Ce matin, Logan est arrivé au centre de la « cour », l'espace vide entre tous les bâtiments qui composent le camp. Il nous a demandé de nous réunir autour de lui, et nous a dit :

- Bon, nouveaux ou pas, défoncés ou pas, va falloir qu'on y aille. D'ici cet après-midi, je veux que vous soyez prêts. Vous avez surement entendu parler, ou croisé cet abruti d'Indien pendant vos patrouilles ? Ouais ? Non ? Bon ceux qui savent de quoi je parle expliqueront aux autres. Et bah ce dingue est venu me voir il y a deux heures pour me donner la position d'un camp à prendre. C'est une bande d'une vingtaine, pas plus, qui se sont réfugiés dans des immeubles. Je sais pas à quoi ressemblent les bâtiments mais je connais la localisation exacte. On va aller les défoncer, ces merdes. Ils commencent à avoir un bon nombre d'armes, donc je me dis que ça peut être intéressant de leur montrer qui est le chef ici. Malik, Daniel, prévenez les autres sergents que je veux toutes les armes et toutes les munitions sorties et entreposées ici même dans la cour, avec cinq personnes autour pour les surveiller. Les autres, vous allez un à un prendre un flingue, le recharger, et vous entrainer avec. J'ai réussi à taxer des caisses de balles, donc vous aurez de quoi vous entrainer. Je veux que vous soyez prêts dans trois heures, ceux qui le sont pas pourront crever c'est pas mon problème. Est-ce que vous m'avez bien compris ?!

Un rugissement s'est fait entendre, venant de tous les côtés. Je me sentais mal. Il nous demandait explicitement de nous tuer pour lui, et ils l'acclamaient. J'ai suivi ceux qui m'entouraient, et on a bougé des caisses et des caisses d'armes en tout genre. Pistolets, fusils d'assaut, grenades et grenades flash, balles de différents diamètres et de différentes tailles... Puis on s'est servi.

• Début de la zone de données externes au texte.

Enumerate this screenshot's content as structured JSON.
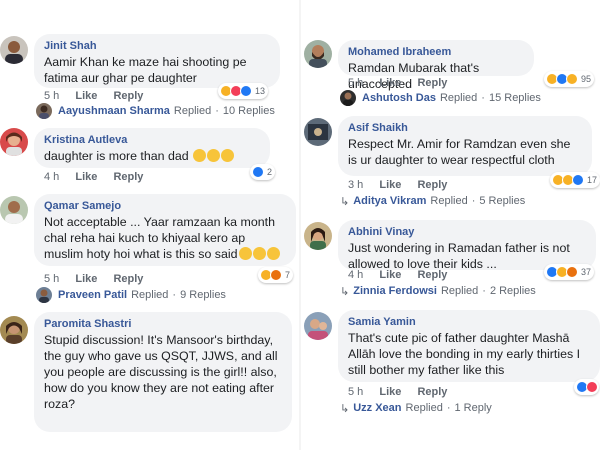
{
  "left": [
    {
      "author": "Jinit Shah",
      "text": "Aamir Khan ke maze hai shooting pe fatima aur ghar pe daughter",
      "time": "5 h",
      "like": "Like",
      "reply": "Reply",
      "reaction_count": "13",
      "reactions": [
        "haha",
        "love",
        "like"
      ],
      "replied_by": "Aayushmaan Sharma",
      "replied_word": "Replied",
      "replies": "10 Replies"
    },
    {
      "author": "Kristina Autleva",
      "text": "daughter is more than dad",
      "time": "4 h",
      "like": "Like",
      "reply": "Reply",
      "reaction_count": "2",
      "reactions": [
        "like"
      ]
    },
    {
      "author": "Qamar Samejo",
      "text": "Not acceptable ... Yaar ramzaan ka month chal reha hai kuch to khiyaal kero ap muslim hoty hoi what is this so said",
      "time": "5 h",
      "like": "Like",
      "reply": "Reply",
      "reaction_count": "7",
      "reactions": [
        "haha",
        "angry"
      ],
      "replied_by": "Praveen Patil",
      "replied_word": "Replied",
      "replies": "9 Replies"
    },
    {
      "author": "Paromita Shastri",
      "text": "Stupid discussion! It's Mansoor's birthday, the guy who gave us QSQT, JJWS, and all you people are discussing is the girl!! also, how do you know they are not eating after roza?"
    }
  ],
  "right": [
    {
      "author": "Mohamed Ibraheem",
      "text": "Ramdan Mubarak that's unaccepted",
      "time": "5 h",
      "like": "Like",
      "reply": "Reply",
      "reaction_count": "95",
      "reactions": [
        "haha",
        "like",
        "wow"
      ],
      "replied_by": "Ashutosh Das",
      "replied_word": "Replied",
      "replies": "15 Replies"
    },
    {
      "author": "Asif Shaikh",
      "text": "Respect Mr. Amir for Ramdzan even she is ur daughter to wear respectful cloth",
      "time": "3 h",
      "like": "Like",
      "reply": "Reply",
      "reaction_count": "17",
      "reactions": [
        "haha",
        "wow",
        "like"
      ],
      "replied_by": "Aditya Vikram",
      "replied_word": "Replied",
      "replies": "5 Replies"
    },
    {
      "author": "Abhini Vinay",
      "text": "Just wondering in Ramadan father is not allowed to love their kids ...",
      "time": "4 h",
      "like": "Like",
      "reply": "Reply",
      "reaction_count": "37",
      "reactions": [
        "like",
        "haha",
        "angry"
      ],
      "replied_by": "Zinnia Ferdowsi",
      "replied_word": "Replied",
      "replies": "2 Replies"
    },
    {
      "author": "Samia Yamin",
      "text": "That's cute pic of father daughter Mashā Allāh love the bonding in my early thirties I still bother my father like this",
      "time": "5 h",
      "like": "Like",
      "reply": "Reply",
      "reactions": [
        "like",
        "love"
      ],
      "replied_by": "Uzz Xean",
      "replied_word": "Replied",
      "replies": "1 Reply"
    }
  ],
  "colors": {
    "name": "#385898",
    "bubble": "#f2f3f5",
    "meta": "#606770",
    "like": "#2078f4",
    "haha": "#f7b125",
    "love": "#f33e58",
    "angry": "#e9710f"
  }
}
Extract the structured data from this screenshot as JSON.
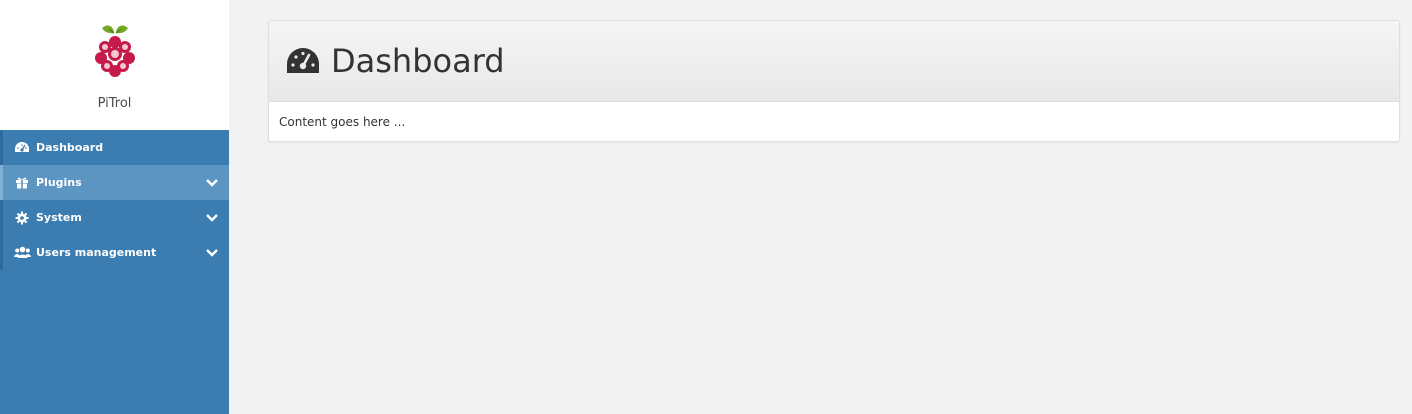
{
  "brand": {
    "name": "PiTrol"
  },
  "sidebar": {
    "items": [
      {
        "label": "Dashboard",
        "icon": "dashboard-icon",
        "expandable": false
      },
      {
        "label": "Plugins",
        "icon": "gift-icon",
        "expandable": true
      },
      {
        "label": "System",
        "icon": "gear-icon",
        "expandable": true
      },
      {
        "label": "Users management",
        "icon": "users-icon",
        "expandable": true
      }
    ]
  },
  "main": {
    "title": "Dashboard",
    "body": "Content goes here ..."
  },
  "colors": {
    "sidebar": "#3b7db1",
    "sidebar_hover": "#5c94c2",
    "background": "#f2f2f2",
    "panel_header": "#ececec"
  }
}
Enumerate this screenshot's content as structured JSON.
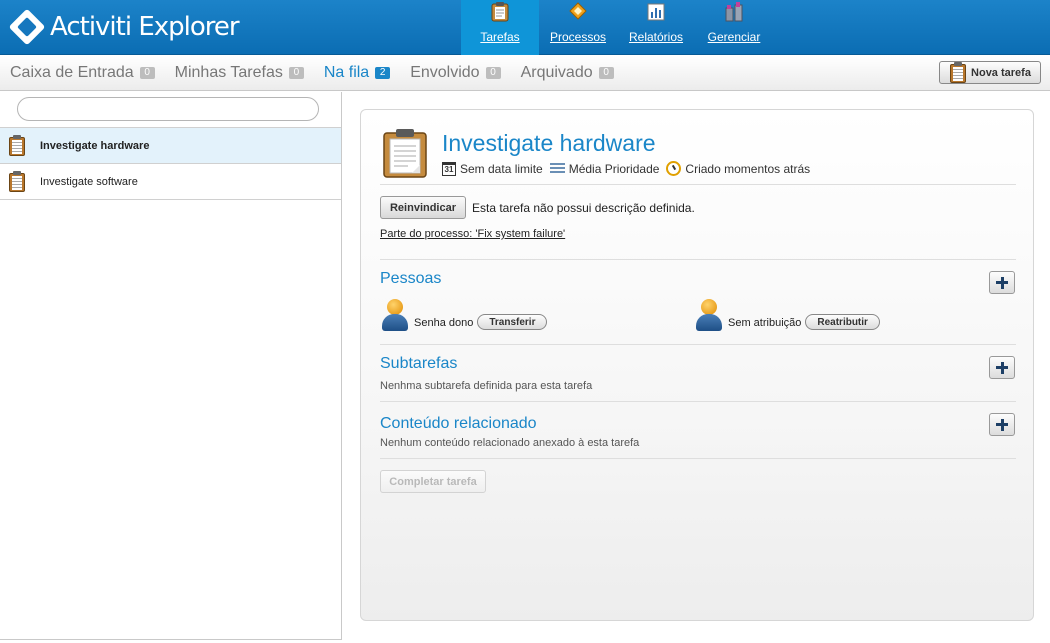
{
  "app": {
    "title": "Activiti Explorer"
  },
  "main_nav": [
    {
      "label": "Tarefas",
      "icon": "clipboard-icon",
      "active": true
    },
    {
      "label": "Processos",
      "icon": "diamond-icon",
      "active": false
    },
    {
      "label": "Relatórios",
      "icon": "chart-icon",
      "active": false
    },
    {
      "label": "Gerenciar",
      "icon": "people-icon",
      "active": false
    }
  ],
  "tabs": [
    {
      "label": "Caixa de Entrada",
      "count": "0",
      "active": false
    },
    {
      "label": "Minhas Tarefas",
      "count": "0",
      "active": false
    },
    {
      "label": "Na fila",
      "count": "2",
      "active": true
    },
    {
      "label": "Envolvido",
      "count": "0",
      "active": false
    },
    {
      "label": "Arquivado",
      "count": "0",
      "active": false
    }
  ],
  "toolbar": {
    "new_task_label": "Nova tarefa"
  },
  "search": {
    "value": "",
    "placeholder": ""
  },
  "tasks": [
    {
      "name": "Investigate hardware",
      "selected": true
    },
    {
      "name": "Investigate software",
      "selected": false
    }
  ],
  "task_detail": {
    "title": "Investigate hardware",
    "due": "Sem data limite",
    "priority": "Média Prioridade",
    "created": "Criado momentos atrás",
    "claim_label": "Reinvindicar",
    "description": "Esta tarefa não possui descrição definida.",
    "process_link": "Parte do processo: 'Fix system failure'",
    "people": {
      "title": "Pessoas",
      "owner_label": "Senha dono",
      "transfer_label": "Transferir",
      "assignee_label": "Sem atribuição",
      "reassign_label": "Reatributir"
    },
    "subtasks": {
      "title": "Subtarefas",
      "empty": "Nenhma subtarefa definida para esta tarefa"
    },
    "related": {
      "title": "Conteúdo relacionado",
      "empty": "Nenhum conteúdo relacionado anexado à esta tarefa"
    },
    "complete_label": "Completar tarefa"
  },
  "colors": {
    "header": "#0b6db3",
    "accent": "#1a86c8",
    "active_nav": "#0f95d8",
    "selected_row": "#e3f2fb"
  }
}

Des cibles ont été mises en place devant un bâtiment vide, et on s'est entrainé. On s'entraine toujours, d'ailleurs. Marc s'amuse comme un fou. Ses tics sont encore plus forts que d'habitude. Je pense qu'il a pris deux doses au lieu d'une pour faire passer la peur montante. Je vise une fois de plus avec l'arme que j'ai prise, en face de moi, au milieu des rafales et des coups de tonnerre. Mon doigt appuie sur la gâchette, le coup part. Raté, encore une fois. Ca fait déjà une heure que je tire sans arrêt, je commence à avoir le bras qui fatigue. Alors je retourne poser mon pistolet brulant dans le tas d'arme, et me dirige vers le bureau d'Émile. Je pousse la porte, et vais m'asseoir dans la chaise en face de sa table. Il n'est pas dans son fauteuil, donc je l'attends. Au bout de quelques minutes, j'entends la chasse d'eau couler, un robinet qui coule, puis qui se referme, une porte qui s'ouvre, et enfin Émile qui arrive.

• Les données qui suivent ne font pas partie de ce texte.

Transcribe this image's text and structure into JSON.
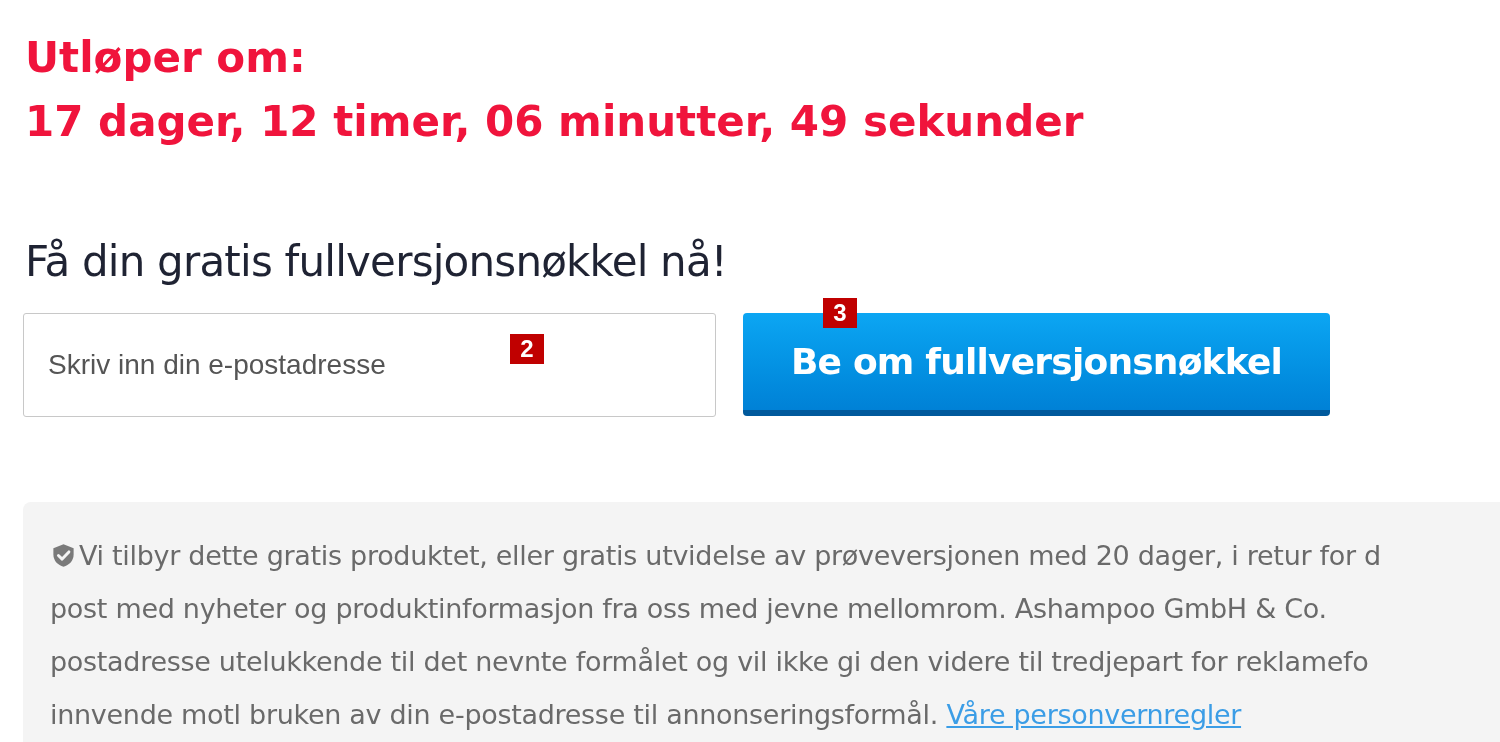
{
  "countdown": {
    "label": "Utløper om:",
    "remaining": "17 dager, 12 timer, 06 minutter, 49 sekunder"
  },
  "signup": {
    "heading": "Få din gratis fullversjonsnøkkel nå!",
    "email_field": {
      "placeholder": "Skriv inn din e-postadresse",
      "marker": "2"
    },
    "submit_button": {
      "label": "Be om fullversjonsnøkkel",
      "marker": "3"
    }
  },
  "notice": {
    "lines": [
      "Vi tilbyr dette gratis produktet, eller gratis utvidelse av prøveversjonen med 20 dager, i retur for d",
      "post med nyheter og produktinformasjon fra oss med jevne mellomrom. Ashampoo GmbH & Co.",
      "postadresse utelukkende til det nevnte formålet og vil ikke gi den videre til tredjepart for reklamefo",
      "innvende motl bruken av din e-postadresse til annonseringsformål."
    ],
    "link": "Våre personvernregler"
  }
}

- Tiens, te voilà toi ! Comment va ta jambe ?

- Bah... C'est un peu pour ça que je viens te voir Émile.

- Bon, allonge toi on va voir ça.

- C'est surtout... À cause de l'annonce de Logan de ce matin... Si tout à l'heure on doit aller jouer les petits soldats, j'aimerais m'assurer que ma jambe peut me supporter sans mes béquilles... Sinon je sens que j'ai aucune chance d'en sortir...

- Je comprends. Laisse-moi regarder, je te dirais ce que j'en pense.

Émile observe la blessure, sous toutes ses coutures.

- A mon avis, c'est pas très prudent d'y aller sans béquilles. Les points de sutures risquent de lâcher, et toi de te vider de ton sang comme un porc qu'on égorge, mais tu peux essayer. Si tu tiens absolument à le faire sans béquille, au moins promets-moi que tu les gardes jusqu'à ce que tu partes, et demande à quelqu'un de t'aider à marcher pour aller là-bas. Il est quoi, onze heures ? Retourne au Dortoir et repose-toi. Si jamais qui que ce soit te dit quoi que ce soit, dis-lui de venir me voir. C'est drôle, mais j'ai l'impression de regarder mon propre gamin s'envoler du nid... Allez, file, et vas te détendre !

Je le remercie, et pars en direction du Dortoir. Arrivé devant mon lit, j'attrape ma bouteille, et prend le comprimé de méthadone qu'il me restait.